According to the documents leaked by WikiLeaks, Protego has been installed on-board a Pratt and Whitney aircraft, which allegedly comes equipped with air-to-air and air-to-ground missile launch systems.
Pratt Whitney builds military aircraft engines, which are used in F-15 Eagles, F-16 Falcons, B-52 strategic bombers and more.
Housed within Protego are micro-controller units – the "Master Processor" (MP) and "Deployment Box." All data and signal processes happen over encrypted and verified channels, supported by the MP. Separate micro-controllers also exist for the missile itself, which include the Missle Smart Switch (MSS), the Tube Smart Switch (TSS) and the collar, which "holds the missile" prior to and during launch. "Missiles can only be launched if all signals received by MP are set to 'true'," WikiLeaks said.
According to WikiLeaks, Protego also allegedly has measures in place to "auto-destruct" missiles' authentication and encryption keys in the event scenarios such as "missile missing or "leaving a target area of operation".

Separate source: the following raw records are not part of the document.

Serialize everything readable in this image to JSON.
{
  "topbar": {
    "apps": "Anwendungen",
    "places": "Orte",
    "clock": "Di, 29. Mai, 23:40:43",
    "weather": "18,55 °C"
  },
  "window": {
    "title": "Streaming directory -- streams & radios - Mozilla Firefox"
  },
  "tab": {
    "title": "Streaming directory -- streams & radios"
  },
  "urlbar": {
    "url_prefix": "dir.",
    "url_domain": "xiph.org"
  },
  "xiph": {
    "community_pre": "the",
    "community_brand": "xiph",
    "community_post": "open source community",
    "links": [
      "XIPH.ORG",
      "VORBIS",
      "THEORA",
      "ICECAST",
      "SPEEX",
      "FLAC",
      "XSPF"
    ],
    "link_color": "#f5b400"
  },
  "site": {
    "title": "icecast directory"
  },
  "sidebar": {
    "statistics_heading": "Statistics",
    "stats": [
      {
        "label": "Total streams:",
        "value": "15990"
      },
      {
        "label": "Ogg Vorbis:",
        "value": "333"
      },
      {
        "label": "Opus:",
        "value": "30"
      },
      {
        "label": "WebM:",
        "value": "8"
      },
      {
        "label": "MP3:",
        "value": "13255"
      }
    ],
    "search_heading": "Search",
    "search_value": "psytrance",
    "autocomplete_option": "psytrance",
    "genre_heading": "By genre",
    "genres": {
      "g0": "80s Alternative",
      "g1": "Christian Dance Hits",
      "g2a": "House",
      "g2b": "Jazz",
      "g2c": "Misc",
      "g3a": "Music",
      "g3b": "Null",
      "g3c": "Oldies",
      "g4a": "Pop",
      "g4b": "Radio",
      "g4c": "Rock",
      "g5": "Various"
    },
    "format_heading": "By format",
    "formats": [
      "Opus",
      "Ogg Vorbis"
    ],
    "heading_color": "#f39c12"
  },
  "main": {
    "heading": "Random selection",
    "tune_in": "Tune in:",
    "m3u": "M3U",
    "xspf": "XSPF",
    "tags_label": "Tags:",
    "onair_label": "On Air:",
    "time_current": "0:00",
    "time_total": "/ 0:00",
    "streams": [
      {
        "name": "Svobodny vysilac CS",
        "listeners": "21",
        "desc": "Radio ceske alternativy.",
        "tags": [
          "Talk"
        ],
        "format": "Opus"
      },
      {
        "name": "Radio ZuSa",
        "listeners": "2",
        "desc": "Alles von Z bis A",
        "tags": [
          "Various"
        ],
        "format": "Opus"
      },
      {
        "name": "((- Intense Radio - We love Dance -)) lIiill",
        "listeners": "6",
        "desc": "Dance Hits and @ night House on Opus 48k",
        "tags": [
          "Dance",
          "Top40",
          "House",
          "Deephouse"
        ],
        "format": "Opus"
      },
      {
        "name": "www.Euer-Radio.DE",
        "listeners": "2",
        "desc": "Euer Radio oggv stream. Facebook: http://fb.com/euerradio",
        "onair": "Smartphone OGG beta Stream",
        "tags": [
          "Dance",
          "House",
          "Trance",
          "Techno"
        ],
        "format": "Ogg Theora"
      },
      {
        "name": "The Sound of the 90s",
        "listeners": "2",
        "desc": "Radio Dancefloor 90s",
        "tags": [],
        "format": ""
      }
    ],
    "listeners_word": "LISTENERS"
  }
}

WikiLeaks also released 37 related documents detailing proprietary hardware and software manuals from Microchip Technology Inc.
Protego is as of now, the only Vault 7 document that veers off from detailing CIA-developed malware. Previous leaks have exposed various customized malware frameworks allegedly used by the spy agency to conduct surveillance on targets using a variety of devices, including those running iOS, Android and Windows operating systems.